Angular model
With the iterations of large model technology, more large model technologies are being applied in different business scenarios.Rill Flow is designed to perform long running tasks that fully meet the characteristics of large model calls.
Rill Flow is able to take over large cloud models like ChatGPT, and can also handle large models for private deployment.
Exposure model via HTTP service
Big models usually reveal only C++ or python interfaces if direct cross-language calls are not friendly to business landing.

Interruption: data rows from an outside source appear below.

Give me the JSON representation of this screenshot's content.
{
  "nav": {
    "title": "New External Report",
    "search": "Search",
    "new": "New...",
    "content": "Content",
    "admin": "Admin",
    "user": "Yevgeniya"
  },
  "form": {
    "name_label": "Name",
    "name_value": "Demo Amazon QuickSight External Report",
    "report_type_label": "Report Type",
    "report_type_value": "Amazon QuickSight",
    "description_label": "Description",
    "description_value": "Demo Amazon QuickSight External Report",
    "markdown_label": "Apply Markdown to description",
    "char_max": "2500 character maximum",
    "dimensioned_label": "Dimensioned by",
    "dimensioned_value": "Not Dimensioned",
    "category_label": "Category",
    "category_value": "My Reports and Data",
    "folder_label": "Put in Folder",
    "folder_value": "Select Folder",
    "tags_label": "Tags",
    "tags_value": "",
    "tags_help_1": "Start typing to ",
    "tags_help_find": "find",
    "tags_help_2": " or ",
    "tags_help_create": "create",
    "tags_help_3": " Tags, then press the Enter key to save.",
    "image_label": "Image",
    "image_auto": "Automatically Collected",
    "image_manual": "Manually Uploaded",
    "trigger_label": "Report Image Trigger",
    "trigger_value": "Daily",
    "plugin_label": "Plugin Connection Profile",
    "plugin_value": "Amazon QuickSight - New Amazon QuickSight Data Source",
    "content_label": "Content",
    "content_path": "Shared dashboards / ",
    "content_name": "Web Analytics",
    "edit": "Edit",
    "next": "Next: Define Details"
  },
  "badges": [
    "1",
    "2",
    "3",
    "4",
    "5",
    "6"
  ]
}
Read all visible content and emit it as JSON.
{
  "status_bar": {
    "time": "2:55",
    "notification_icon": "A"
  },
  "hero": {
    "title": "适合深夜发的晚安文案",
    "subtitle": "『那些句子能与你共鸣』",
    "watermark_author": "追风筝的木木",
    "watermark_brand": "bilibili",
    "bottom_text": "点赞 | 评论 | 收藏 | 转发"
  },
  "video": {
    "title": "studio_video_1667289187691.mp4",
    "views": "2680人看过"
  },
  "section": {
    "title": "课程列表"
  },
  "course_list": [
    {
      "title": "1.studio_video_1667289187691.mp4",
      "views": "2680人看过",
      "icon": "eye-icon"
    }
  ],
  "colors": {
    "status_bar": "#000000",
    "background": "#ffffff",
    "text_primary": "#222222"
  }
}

So we recommend using the HTTP protocol to encapsulate large model interfaces and FastAPI is a common HTTP framework for exposing large model interfaces.
Each model is deployed independently.
Each large model usually requires a specific software and hardware operating environment, while models and fine-tuned versions are rapidly iterating as a result of rapid developments in large modelling areas, where multiple large models are deployed within the same operating environment significantly increases the complexity of operations and models.
We therefore recommend the use of a large model of environmental deployment when operating independently based on Docker, K8S technology.
On the contrary, independent deployment of each large model also implies a need for greater deployment capacity.
Distribution Storage
A large number of files may need to be pulled or produced when using a large type of image or video.
File storage is not supported by the Context mechanism of Rill Flow; if there is a need to share files between different tasks, a distribution storage service is introduced, and storage addresses are passed through the context mechanism between task nodes.
Serverless
Big models themselves are characterized by high deployment costs and low requests, and they can improve the efficiency of the GPU resources by matching large model services to Serverlessness.